Au terme de l’exercice, le profit net a plongé de 97%, à 3,8 millions $, ou 10 cents par action, puisque Transat n’a pu compter sur le produit découlant de la vente de sa participation dans une chaîne d’hôtels, comme en 2017. Il s’agit néanmoins de la deuxième pire performance en six ans, dans un contexte où la concurrence ne fait que s’accroître.

Au Canada, Swoop offre un service depuis l’aéroport de Hamilton ainsi qu’à celui d’Abbotsford, en Colombie-Britannique. Le transporteur aérien n’est pas présent au Québec.

Interrogée par les analystes, Mme Guérard a indiqué que ce nouveau rival n’était pas encore un joueur majeur auprès des destinations soleil, prisées par les vacanciers lorsque vient le temps de fuir le froid hivernal.

«Nous croyons que le volume n’est pas majeur, a-t-elle dit. Toutefois, nous allons nous assurer de bien analyser (ce qu’ils feront).»

Néanmoins, Swoop viendra bonifier une capacité grandissante offerte par les transporteurs canadiens à destination du Mexique et des Antilles. L’exploitant du transporteur Air Transat a souligné que la disponibilité des sièges devrait s’accroître de huit pour cent au cours de la prochaine saison, pour un total d’environ 4,7 millions de sièges.

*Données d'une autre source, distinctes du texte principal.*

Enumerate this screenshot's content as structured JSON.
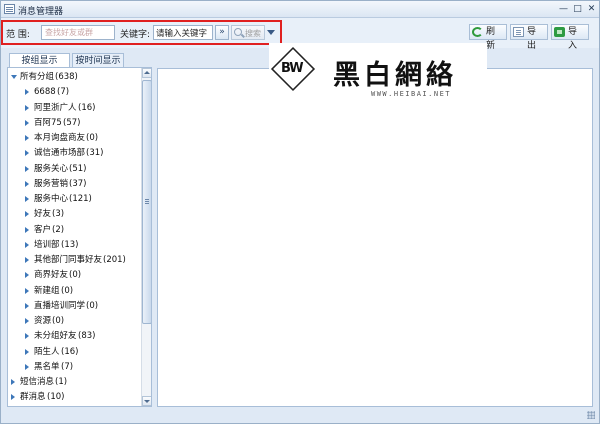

Air Canada mène la charge avec une augmentation de capacité de 14%, devant Westjet. Cette prévision ne tient pas compte de l’arrivée prochaine de Swoop.

Pour sa part, Transat compte bonifier son offre de 2% cet hiver par rapport à l’an dernier. Jusqu’à présent, les réservations sont en progression de 6%, a souligné le voyagiste dans ses résultats.

«Cinquante-deux pour cent de la capacité est vendue (...) et les prix sont légèrement en hausse», a noté Cameron Doerksen, de la Financière Banque Nationale, dans un rapport, estimant que la demande était «décente».

Repositionnement

Entre-temps, dans le but de tirer son épingle du jeu dans un marché convoité par Air Canada Rouge, West Jet et Sunwing, Transat continue, lentement mais sûrement, à mettre sur pied son projet de chaîne d’hôtels dans les Antilles.

D’ici 2024, la société souhaite détenir ou exploiter quelque 5000 chambres dans cette région.

En octobre 2017, Transat avait vendu sa participation de 35% dans la chaîne Ocean Hotels pour 186 millions $ et le mois dernier, elle a conclu une entente pour céder sa filiale Jonview Canada à une compagnie japonaise pour 44 millions $.

Transat s’affaire à construire un complexe hôtelier de 600 à 900 chambres sur un terrain récemment acheté dans le village de Puerto Morelos - à moins de 40 kilomètres de Cancun. Les travaux devraient débuter en mai.

«Nous nous tournons davantage vers Punta Cana étant donné que nous avons déjà un projet en branle à Riviera Maya», a dit le président et chef de la direction de l’entreprise, Jean-Marc Eustache.

Au quatrième trimestre, la hausse des prix du carburant et la fluctuation des devises ont pesé à hauteur de 35,9 millions $ sur les résultats de Transat, qui a vu ses profits fléchir.

Abstraction faite des éléments non récurrents, le profit ajusté a été de 16,9 millions $, ou 45 cents par action, alors qu’il avait été de 46,4 millions $ ou 1,24 $ par action, pendant le quatrième trimestre en 2017. Les revenus ont également fléchi, passant de 698,6 millions $ à 668,3 millions $.

Cette performance trimestrielle a en partie répondu aux attentes des analystes sondés par Thomson Reuters, qui tablaient sur un profit par action ajusté de 41 cents sur un chiffre d’affaires de 675,9 millions $.

À la Bourse de Toronto, l’action de Transat a clôturé à 5,99 $, en recul de quatre cents.